Sur cette page, la forêt d'érables si belle il y a un mois. Elle est morte maintenant, depuis deux semaines. J'avais tardé de venir l'arroser. M'attendre trois jours, c'était trop pour elle. Je pourrai la ressusciter si je la dorlote beaucoup mais je ne le fais pas. Un de moins à m'en occuper! Me dire cela, témoigne de la limite maximale de ma capacité de veille sur le «troupeau». Deux de moins, plus deux que j'ai cédé à une copine. Il me reste soixante-dix, des presque précieux à des banals. Déjà je suppute sur le sort de certains que je braderai à la première occasion. Par ailleurs, j'avais essayé de faire germé quatre noyaux d'avocat et réussi un seul. Le petit plant est en pot, sera-t-il bonsaï un jour? Ce sera bien le seul à ma connaissance. La diversité de ma collection m'intéresse plus qu'une spécialisation.

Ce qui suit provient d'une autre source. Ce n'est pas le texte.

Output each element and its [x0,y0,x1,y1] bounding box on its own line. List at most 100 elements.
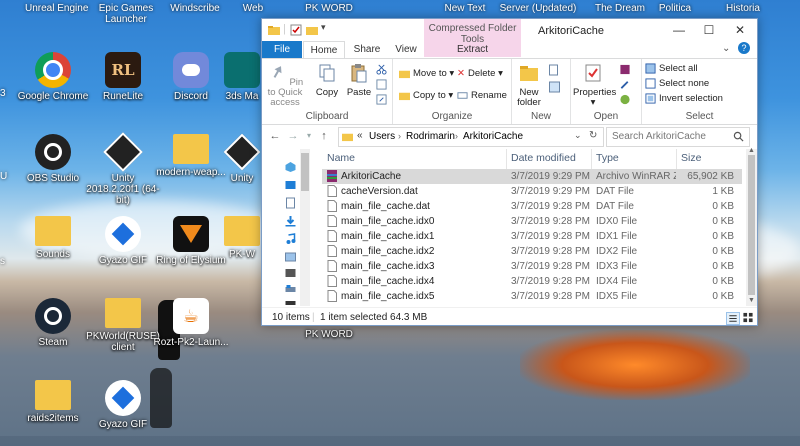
column-divider[interactable] [676,149,677,169]
address-dropdown-icon[interactable]: ⌄ [574,130,582,141]
close-button[interactable]: ✕ [725,19,755,41]
desktop-icon-obs[interactable]: OBS Studio [14,134,92,184]
nav-3d-objects-icon[interactable] [284,161,297,173]
new-item-icon[interactable] [548,64,561,76]
breadcrumb-rodrimarin[interactable]: Rodrimarin [406,131,455,142]
desktop-icon-modern-weap[interactable]: modern-weap... [152,134,230,178]
minimize-button[interactable]: — [664,19,694,41]
tab-view[interactable]: View [388,41,424,58]
nav-music-icon[interactable] [284,233,297,245]
address-overflow[interactable]: « [357,130,363,141]
desktop-top-label[interactable]: Unreal Engine [25,3,88,14]
winrar-open-icon[interactable] [619,64,631,75]
table-row[interactable]: main_file_cache.idx2 3/7/2019 9:28 PM IDX2… [322,244,742,259]
nav-downloads-icon[interactable] [284,215,297,227]
desktop-top-label[interactable]: Web [238,3,268,14]
desktop-icon-discord[interactable]: Discord [152,52,230,102]
back-button[interactable]: ← [268,129,282,143]
properties-button[interactable]: Properties ▾ [573,63,616,108]
properties-check-icon[interactable] [290,24,302,36]
copy-path-icon[interactable] [376,79,387,90]
desktop-top-label[interactable]: Historia [718,3,768,14]
help-icon[interactable]: ? [738,42,750,54]
nav-local-disk-icon[interactable] [284,283,297,295]
scroll-up-icon[interactable]: ▲ [748,147,755,154]
nav-scrollbar-thumb[interactable] [301,153,309,191]
table-row[interactable]: ArkitoriCache 3/7/2019 9:29 PM Archivo Win… [322,169,742,184]
column-type[interactable]: Type [596,152,619,164]
recent-locations-button[interactable]: ▾ [302,129,316,143]
new-folder-icon[interactable] [306,24,318,36]
history-icon[interactable] [619,94,631,105]
title-bar[interactable]: | ▾ Compressed Folder Tools ArkitoriCach… [262,19,757,57]
up-button[interactable]: ↑ [317,129,331,143]
desktop-top-label[interactable]: Server (Updated) [498,3,578,14]
navigation-pane[interactable] [262,149,310,306]
table-row[interactable]: main_file_cache.idx1 3/7/2019 9:28 PM IDX1… [322,229,742,244]
breadcrumb-users[interactable]: Users [369,131,395,142]
desktop-icon-pkworld[interactable]: PKWorld(RUSE) client [84,298,162,353]
desktop-top-label[interactable]: Epic Games Launcher [96,3,156,25]
large-icons-view-icon[interactable] [742,312,754,323]
tab-share[interactable]: Share [346,41,388,58]
paste-shortcut-icon[interactable] [376,94,387,105]
easy-access-icon[interactable] [548,81,561,93]
desktop-icon-chrome[interactable]: Google Chrome [14,52,92,102]
column-date-modified[interactable]: Date modified [511,152,576,164]
table-row[interactable]: main_file_cache.idx5 3/7/2019 9:28 PM IDX5… [322,289,742,304]
desktop-icon-steam[interactable]: Steam [14,298,92,348]
table-row[interactable]: main_file_cache.dat 3/7/2019 9:28 PM DAT F… [322,199,742,214]
nav-pictures-icon[interactable] [284,251,297,263]
scroll-down-icon[interactable]: ▼ [748,297,755,304]
paste-button[interactable]: Paste [344,63,374,98]
column-divider[interactable] [506,149,507,169]
desktop-icon-3dsmax[interactable]: 3ds Ma [220,52,264,102]
nav-documents-icon[interactable] [284,197,297,209]
desktop-icon-unity[interactable]: Unity 2018.2.20f1 (64-bit) [84,132,162,206]
column-size[interactable]: Size [681,152,701,164]
nav-scrollbar[interactable] [300,149,310,306]
new-folder-button[interactable]: New folder [514,63,544,108]
refresh-icon[interactable]: ↻ [589,130,597,141]
desktop-icon-pkw[interactable]: PK-W [220,216,264,260]
invert-selection-button[interactable]: Invert selection [645,92,723,106]
desktop-icon-raids2items[interactable]: raids2items [14,380,92,424]
tab-extract[interactable]: Extract [424,41,521,58]
breadcrumb-arkitoricache[interactable]: ArkitoriCache [463,131,523,142]
copy-button[interactable]: Copy [312,63,342,98]
table-row[interactable]: main_file_cache.idx3 3/7/2019 9:28 PM IDX3… [322,259,742,274]
rename-button[interactable]: Rename [457,89,507,103]
desktop-icon-unity-2[interactable]: Unity [220,134,264,184]
forward-button[interactable]: → [286,129,300,143]
qat-dropdown-icon[interactable]: ▾ [321,22,326,33]
desktop-top-label[interactable]: Windscribe [165,3,225,14]
file-list-scrollbar-thumb[interactable] [748,155,755,295]
table-row[interactable]: main_file_cache.idx0 3/7/2019 9:28 PM IDX0… [322,214,742,229]
table-row[interactable]: main_file_cache.idx4 3/7/2019 9:28 PM IDX4… [322,274,742,289]
select-all-button[interactable]: Select all [645,62,698,76]
desktop-icon-gyazo-2[interactable]: Gyazo GIF [84,380,162,430]
copy-to-button[interactable]: Copy to ▾ [399,89,453,103]
column-divider[interactable] [591,149,592,169]
desktop-icon-rozt[interactable]: ☕ Rozt-Pk2-Laun... [152,298,230,348]
edit-icon[interactable] [619,79,631,90]
details-view-icon[interactable] [726,312,740,325]
desktop-top-label[interactable]: PK WORD [304,3,354,14]
column-name[interactable]: Name [327,152,355,164]
ribbon-collapse-icon[interactable]: ⌄ [722,43,730,54]
desktop-icon-sounds[interactable]: Sounds [14,216,92,260]
desktop-top-label[interactable]: New Text [440,3,490,14]
move-to-button[interactable]: Move to ▾ [399,67,454,81]
desktop-icon-roe[interactable]: Ring of Elysium [152,216,230,266]
table-row[interactable]: cacheVersion.dat 3/7/2019 9:29 PM DAT File… [322,184,742,199]
address-bar[interactable]: « Users › Rodrimarin › ArkitoriCache ⌄ ↻ [338,127,604,147]
file-list-scrollbar[interactable]: ▲ ▼ [746,147,757,306]
explorer-window[interactable]: | ▾ Compressed Folder Tools ArkitoriCach… [261,18,758,326]
search-input[interactable]: Search ArkitoriCache [606,127,750,147]
select-none-button[interactable]: Select none [645,77,709,91]
nav-videos-icon[interactable] [284,267,297,279]
nav-desktop-icon[interactable] [284,179,297,191]
cut-icon[interactable] [376,64,387,75]
file-list[interactable]: Name Date modified Type Size ArkitoriCac… [322,149,742,306]
delete-button[interactable]: ✕ Delete ▾ [457,67,503,81]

Bientôt, déconfinement oblige, je vais recommencer à rendre visite à ma mère. La distance, les travaux routiers, en plus des arrosages rendent la planification plus compliquée. Il faut donc composer semaine par semaine. Pas possible non plus d'aller chez le mentor toutes les semaines non plus, le pont est fermé. Vais-je prendre des détours? Peut-être mais pas à chaque semaine.
Après deux semaines sans que la pluie annoncée en météo ne vienne, enfin il a plu toute la nuit, disait ma voisine. Répit d'arrosage donc, ce matin. Mais il y aura les algues et l'engrais d'été à appliquer quand même. Et le Chamaecyparis à planter aussi.